The outcome of the battle was largely a result of the surprise effect achieved by the British in attacking the city from the westward side, rather than from the eastern Beauport shore, as Montcalm was convinced they must do. Wolfe absurdly risky plan involved ferrying his men across the St. Lawrence river in the dead of night, sending a detachment of light infantry to climb up the steep cliffs west of the city and take out the sentries guarding the only path leading up these cliffs, and then leading the rest of his troops up this path to a point which was actually in between (!) the two main bodies of the French army.

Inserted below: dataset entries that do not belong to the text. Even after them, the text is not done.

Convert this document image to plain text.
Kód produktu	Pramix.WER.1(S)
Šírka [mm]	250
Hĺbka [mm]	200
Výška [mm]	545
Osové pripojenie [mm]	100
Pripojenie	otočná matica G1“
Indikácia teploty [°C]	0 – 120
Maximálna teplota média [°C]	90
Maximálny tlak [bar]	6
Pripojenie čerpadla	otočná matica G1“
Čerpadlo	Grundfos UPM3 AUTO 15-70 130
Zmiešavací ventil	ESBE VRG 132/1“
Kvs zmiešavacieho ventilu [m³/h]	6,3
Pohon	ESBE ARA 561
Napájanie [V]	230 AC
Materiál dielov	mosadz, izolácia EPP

When the sun rose over Quebec, its inhabitants awoke to find Wolfe’s entire army lined up in front of the city on the side where they had least expected them. This prompted Montcalm into making a disastrous sortie in which the French army was roundly defeated. Montcalm was fatally wounded at this point, and Wolfe was killed on the spot. In spite of the loss of their commander, the English were then able to wheel about and fight off the smaller contingent of the French army that was marching towards them from the other direction. Five days later, Quebec capitulated, and the Union Jack was hoisted over the capital of New-France.

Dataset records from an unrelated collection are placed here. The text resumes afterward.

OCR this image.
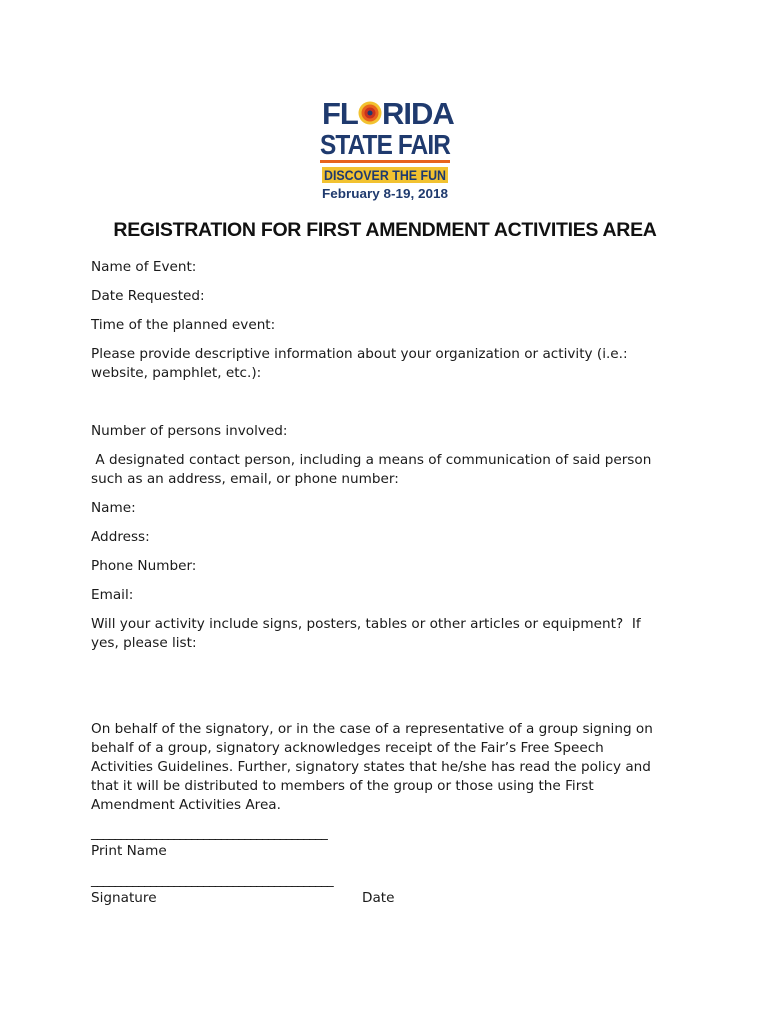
FL RIDA
STATE FAIR
DISCOVER THE FUN
February 8-19, 2018
REGISTRATION FOR FIRST AMENDMENT ACTIVITIES AREA
Name of Event:
Date Requested:
Time of the planned event:
Please provide descriptive information about your organization or activity (i.e.:
website, pamphlet, etc.):
Number of persons involved:
A designated contact person, including a means of communication of said person
such as an address, email, or phone number:
Name:
Address:
Phone Number:
Email:
Will your activity include signs, posters, tables or other articles or equipment?  If
yes, please list:
On behalf of the signatory, or in the case of a representative of a group signing on
behalf of a group, signatory acknowledges receipt of the Fair’s Free Speech
Activities Guidelines. Further, signatory states that he/she has read the policy and
that it will be distributed to members of the group or those using the First
Amendment Activities Area.
________________________________________
Print Name
_________________________________________
Signature	Date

In this brief extract from my graphic-novel-in-progress recounting the events of 1759, Montcalm argues with the Governor of New France, the Canadian-born Pierre de Rigaud, Marquis de Vaudreuil, on the best strategy for fending off the British. Montcalm generally proved himself an able commander during his four years of campaigning in North America, but his military instincts failed him in the end. This quote from his journal, which appears in condensed English translation in the dialogue here, is particularly damning in light of the events of September 13: “Il ne faut pas croire que les ennemis aient des ailes pour, la même nuit, traverser, débarquer, monter des rampes rompues, et escalader, d’autant que pour la dernière opération, il faut porter des échelles.”